Other outings have included a visit to the female-owned H&K Hop Farm in Canton and making collaboration beers with Bhramari Brewing Co. in 2017 and Mad Co. Brew House in late August. The latter experience proved especially memorable for those who made it out to the Marshall brewery. “Ian [Yancich, Mad Co. head brewer] is a mad scientist,” Pedersen says. “He had us put tomatoes, beets and sweet potatoes in that beer — some weird shit. It tasted good, though.”
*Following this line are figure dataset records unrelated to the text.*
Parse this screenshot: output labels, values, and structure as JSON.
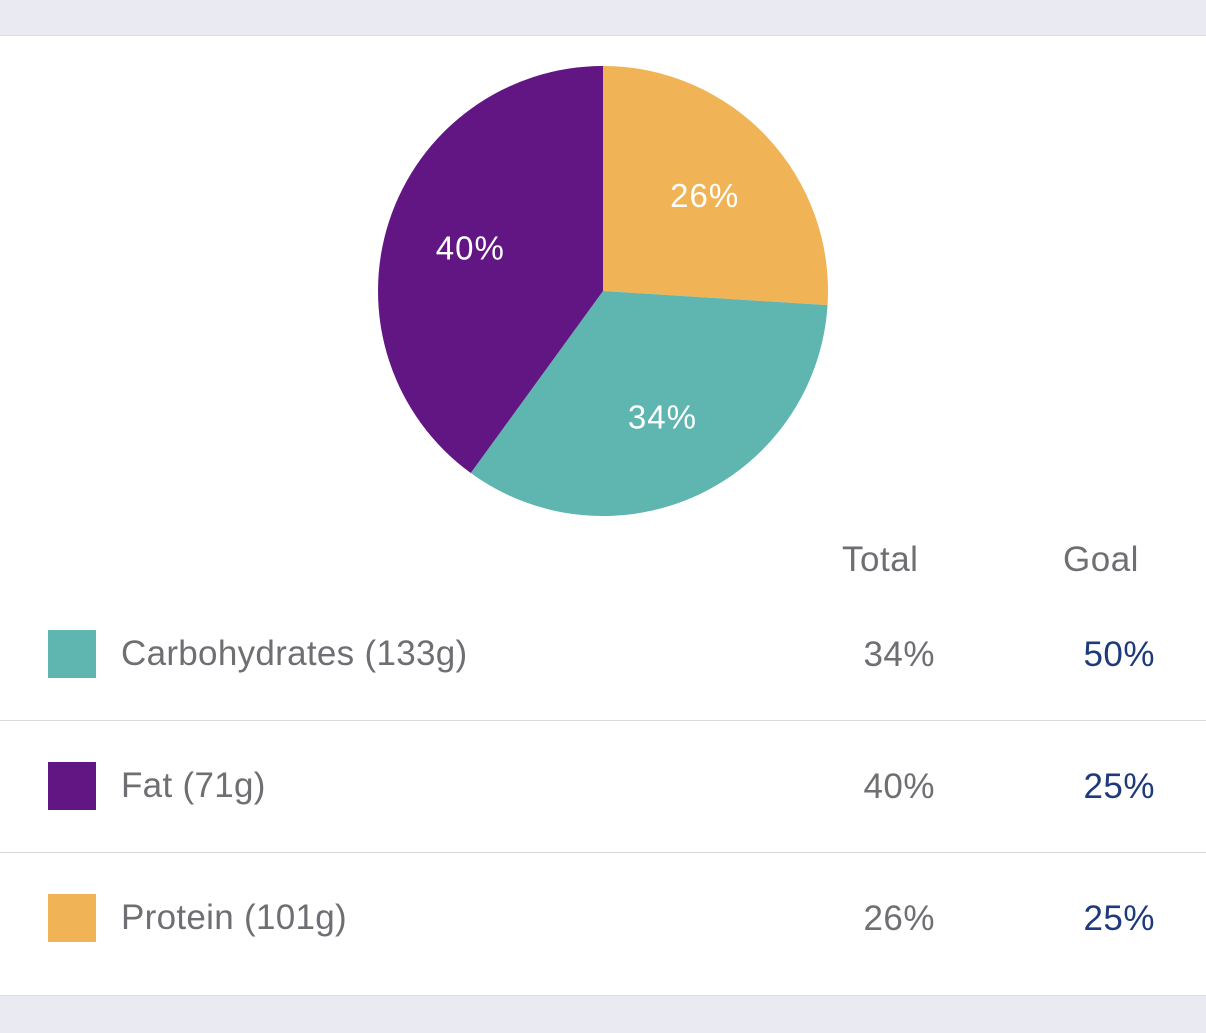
{
  "chart_data": {
    "type": "pie",
    "slices": [
      {
        "name": "Protein",
        "value": 26,
        "label": "26%",
        "color": "#F0B356"
      },
      {
        "name": "Carbohydrates",
        "value": 34,
        "label": "34%",
        "color": "#5FB5B0"
      },
      {
        "name": "Fat",
        "value": 40,
        "label": "40%",
        "color": "#621683"
      }
    ]
  },
  "table": {
    "header_total": "Total",
    "header_goal": "Goal",
    "rows": [
      {
        "label": "Carbohydrates (133g)",
        "total": "34%",
        "goal": "50%",
        "color": "#5FB5B0"
      },
      {
        "label": "Fat (71g)",
        "total": "40%",
        "goal": "25%",
        "color": "#621683"
      },
      {
        "label": "Protein (101g)",
        "total": "26%",
        "goal": "25%",
        "color": "#F0B356"
      }
    ]
  },
  "colors": {
    "goal_text": "#1E3A7B",
    "muted_text": "#6E6E73",
    "background": "#ECECF3"
  }
}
Pedersen has also started cycling in fitness opportunities this year. Girls Pint Out did a Barre to Bar event in February with a barre class at Fhiit Life followed by drinks at Pour Taproom, and on Monday, Nov. 19, comes the inaugural Pilates and Pints event with a class at Club Pilates in Biltmore Park and beers at the nearby Thirsty Monk.
Besides the brief stops during the crawls and the group’s annual birthday party at Appalachian Vintner, the site of the Asheville chapter’s first event, Pedersen intentionally doesn’t plan repeat visits to area brewing industry locations. Other exceptions include multipart homebrewing classes with Asheville Brewers Supply and beer education classes at Thirsty Monk, but with 19 local venues that the group has yet to visit and more new breweries on the way, she says plenty of fresh options remain before looping back becomes a necessity.
With 500-600 people currently subscribed to the Asheville Girls Pint Out email list and 1,300 “likes” on Facebook, each event typically draws 15-25 women. Pedersen has had as many as 50 women and once pulled in 95 people for a coed gathering. To encourage greater participation, she varies the day of the week and area of town, an approach that attracts a range of attendees. There’s also some membership crossover with the local beer industry employees of Pink Boots Society’s Asheville chapter, including chapter Secretary/Treasurer Sarah Gulotta and leader Katie Smith, with whom Pederson has discussed potential collaborations.
“With GPO, there’s no requirement [to participate] other than being 21 and being female-identifying,” Pedersen says. “We have people who own breweries or work in breweries and people who up until yesterday were drinking Bud Light. It’s a wide variety.”
Pedersen also tries to keep all events within 30 minutes of downtown Asheville. Though she’s had requests for meetups in Hendersonville and Waynesville, and has considered the possibility, she ultimately decided against it on the grounds that it’s difficult to encourage people to drive that far and drink. Once the Asheville options have been exhausted, if group membership keeps growing, attendees could potentially rent a bus and venture to outlying areas, but Pedersen also notes that people in those cities could start their own chapters.
Were someone to form a new group, that person would have access to a Facebook community where all of the founders and chapter heads share advice, event ideas, graphics and other helpful information such as tips on which breweries to visit in certain cities. Additional resources include a mentorship program where seasoned chapter heads are paired with new leaders, and there’s also talk of an official national conference in the near future.